2. Harus sesuai dengan aturan bacaan bahasa Arab (Ilmu Nahwu), walaupun Do’if.

3. Al-Quran yang dibaca harus tertulis sesuai dengan aturan-aturan Khot Usmany, dan atau yang mirip dengan Khot Usmany.

Apabila salah satu dari tiga syarat tersebut tidak terpenuhi maka Qiroatnya digolongkan dalam Qiroat Syaddzah

(شاذة )

 

Catatan:

Syarat yang pertama :

صحة السند

(Shihhatus Sanad) dapat pula diartikan bahwa orang diperbolehkan membaca-apalagi mengajar Al-Quran harus pernah atau sudah berguru terlebih dahulu dan sesuai dengan bacaan gurunya.

Cara berguru Al-Quran ada tiga macam, yaitu:

a. Guru membaca murid mendengarkan, kemudian murid menirukan bacaan guru. Cara ini juga yang pernah dilakukan oleh Nabi Muhammad SAW ketika mengajar Sahabat Ubay bin Ka’ab.

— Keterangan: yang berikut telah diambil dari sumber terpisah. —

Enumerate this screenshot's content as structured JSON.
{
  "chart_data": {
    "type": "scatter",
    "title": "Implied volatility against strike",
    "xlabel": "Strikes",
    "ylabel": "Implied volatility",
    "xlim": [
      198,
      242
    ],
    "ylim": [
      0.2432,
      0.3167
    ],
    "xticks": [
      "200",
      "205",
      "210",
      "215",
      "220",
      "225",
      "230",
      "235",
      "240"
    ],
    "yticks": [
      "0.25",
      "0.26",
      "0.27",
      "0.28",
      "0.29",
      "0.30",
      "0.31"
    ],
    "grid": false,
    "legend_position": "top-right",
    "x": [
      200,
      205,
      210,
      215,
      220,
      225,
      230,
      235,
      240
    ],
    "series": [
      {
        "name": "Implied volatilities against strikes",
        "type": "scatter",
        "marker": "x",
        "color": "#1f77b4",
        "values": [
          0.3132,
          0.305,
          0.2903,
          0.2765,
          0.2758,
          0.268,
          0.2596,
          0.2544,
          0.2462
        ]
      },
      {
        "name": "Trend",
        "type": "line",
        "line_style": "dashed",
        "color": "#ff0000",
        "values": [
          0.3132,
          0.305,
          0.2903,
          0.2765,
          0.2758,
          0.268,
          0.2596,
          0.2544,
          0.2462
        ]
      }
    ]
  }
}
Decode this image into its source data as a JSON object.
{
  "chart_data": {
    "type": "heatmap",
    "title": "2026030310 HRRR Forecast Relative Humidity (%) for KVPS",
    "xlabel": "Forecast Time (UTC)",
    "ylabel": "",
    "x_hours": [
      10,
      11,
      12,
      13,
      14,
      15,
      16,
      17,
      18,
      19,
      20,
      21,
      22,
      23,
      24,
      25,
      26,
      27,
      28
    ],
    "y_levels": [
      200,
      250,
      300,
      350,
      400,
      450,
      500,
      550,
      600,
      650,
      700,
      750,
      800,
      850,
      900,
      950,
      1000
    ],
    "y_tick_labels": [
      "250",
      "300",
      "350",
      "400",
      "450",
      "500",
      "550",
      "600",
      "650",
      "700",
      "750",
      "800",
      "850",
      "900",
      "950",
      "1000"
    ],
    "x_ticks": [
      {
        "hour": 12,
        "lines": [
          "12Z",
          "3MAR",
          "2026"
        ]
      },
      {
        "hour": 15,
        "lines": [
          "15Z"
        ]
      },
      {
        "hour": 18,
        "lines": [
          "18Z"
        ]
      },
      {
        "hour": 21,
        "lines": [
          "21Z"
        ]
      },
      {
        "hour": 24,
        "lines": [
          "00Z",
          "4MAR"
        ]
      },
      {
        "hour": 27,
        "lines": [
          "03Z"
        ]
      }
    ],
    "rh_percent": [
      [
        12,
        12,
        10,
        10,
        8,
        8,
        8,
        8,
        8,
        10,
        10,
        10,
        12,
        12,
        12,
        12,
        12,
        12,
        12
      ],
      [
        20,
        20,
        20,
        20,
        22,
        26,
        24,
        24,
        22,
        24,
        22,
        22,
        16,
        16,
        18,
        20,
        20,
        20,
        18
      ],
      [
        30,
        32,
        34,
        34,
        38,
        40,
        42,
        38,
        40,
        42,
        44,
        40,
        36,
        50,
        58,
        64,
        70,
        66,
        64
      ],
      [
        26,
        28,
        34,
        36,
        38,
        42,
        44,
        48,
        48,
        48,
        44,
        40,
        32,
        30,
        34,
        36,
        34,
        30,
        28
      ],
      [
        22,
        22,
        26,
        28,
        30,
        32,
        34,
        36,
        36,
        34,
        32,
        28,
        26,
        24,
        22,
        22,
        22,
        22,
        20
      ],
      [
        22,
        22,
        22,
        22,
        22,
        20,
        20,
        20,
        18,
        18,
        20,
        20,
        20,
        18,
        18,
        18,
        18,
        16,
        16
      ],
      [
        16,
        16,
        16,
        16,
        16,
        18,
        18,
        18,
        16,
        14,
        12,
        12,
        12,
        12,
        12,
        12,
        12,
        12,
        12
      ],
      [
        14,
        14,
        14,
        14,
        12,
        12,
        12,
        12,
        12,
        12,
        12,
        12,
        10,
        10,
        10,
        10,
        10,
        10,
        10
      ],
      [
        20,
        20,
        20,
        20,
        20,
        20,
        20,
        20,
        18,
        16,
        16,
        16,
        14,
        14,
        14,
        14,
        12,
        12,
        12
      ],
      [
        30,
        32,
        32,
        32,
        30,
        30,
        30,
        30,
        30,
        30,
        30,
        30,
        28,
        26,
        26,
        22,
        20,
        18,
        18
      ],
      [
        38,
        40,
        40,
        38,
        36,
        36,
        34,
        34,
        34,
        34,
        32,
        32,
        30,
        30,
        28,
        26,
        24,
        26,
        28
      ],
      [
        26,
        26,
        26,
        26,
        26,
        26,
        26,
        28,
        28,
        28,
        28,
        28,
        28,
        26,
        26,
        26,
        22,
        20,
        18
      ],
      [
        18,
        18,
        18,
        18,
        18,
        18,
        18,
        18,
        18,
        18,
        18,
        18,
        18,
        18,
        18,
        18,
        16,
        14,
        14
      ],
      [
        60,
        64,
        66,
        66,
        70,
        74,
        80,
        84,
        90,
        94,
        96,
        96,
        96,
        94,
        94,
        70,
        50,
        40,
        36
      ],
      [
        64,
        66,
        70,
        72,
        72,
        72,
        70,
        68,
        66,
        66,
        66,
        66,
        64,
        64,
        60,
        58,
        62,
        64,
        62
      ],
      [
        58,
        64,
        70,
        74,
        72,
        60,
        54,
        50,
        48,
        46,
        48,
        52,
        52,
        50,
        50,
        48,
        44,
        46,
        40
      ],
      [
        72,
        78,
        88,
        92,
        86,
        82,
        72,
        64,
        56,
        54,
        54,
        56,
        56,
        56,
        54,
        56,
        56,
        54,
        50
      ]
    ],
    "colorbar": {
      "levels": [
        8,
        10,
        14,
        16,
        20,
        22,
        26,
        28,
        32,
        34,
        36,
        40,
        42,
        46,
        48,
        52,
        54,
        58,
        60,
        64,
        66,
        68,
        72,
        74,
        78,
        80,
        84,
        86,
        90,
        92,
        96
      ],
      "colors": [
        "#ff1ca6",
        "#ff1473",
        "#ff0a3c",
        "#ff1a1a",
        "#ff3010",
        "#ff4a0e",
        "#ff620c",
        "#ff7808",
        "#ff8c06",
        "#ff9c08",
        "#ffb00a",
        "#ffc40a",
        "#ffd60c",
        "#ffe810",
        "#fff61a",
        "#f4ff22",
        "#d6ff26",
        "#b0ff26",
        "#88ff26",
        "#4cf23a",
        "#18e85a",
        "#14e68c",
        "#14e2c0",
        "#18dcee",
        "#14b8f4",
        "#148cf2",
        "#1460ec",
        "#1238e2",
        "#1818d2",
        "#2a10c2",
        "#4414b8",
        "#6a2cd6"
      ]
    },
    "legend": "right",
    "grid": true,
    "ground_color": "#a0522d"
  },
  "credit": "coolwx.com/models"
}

b. Murid membaca guru mendengarkan.

c. Guru membaca murid mendengarkan.

Pentingnya Musyafahah dalam belajar sebagaimana dijelaskan oleh Ibnu Khaldun dalam al-Muqaddimah mengatakan:

ولقاء المشيخة مزيد كمال في التعليم والسبب في ذلك أن البشر يأخذون معارفهم وأخلاقهم وما ينتحلونه به من المذاهب والفضائل: تارة علماً وتعليماً وإلقاءً، وتارة محاكاة وتلقيناً بالمباشرة. إلا أن حصول الملكات عن المباشرة والتلقين أشد استحكاماً وأقوى رسوخاً

“Bertemu langsung dengan guru menambah kesempurnaan di dalam pengajaran. Sebabnya adalah bahwa manusia mengambil pengetahuan, akhlak dan berbagai macam kecenderungan berupa mazhab dan keutamaan. Adakalanya dengan cara mengetahui, mengajar dan menyampaikan; adakalanya menceritakan dan menuntun secara langsung. Namun, hasil kecakapan (ilmu) dari metode secara langsung dan dituntun lebih melekat dan menancap” (Ibnu Khaldun, al-Muqaddimah, hal. 348).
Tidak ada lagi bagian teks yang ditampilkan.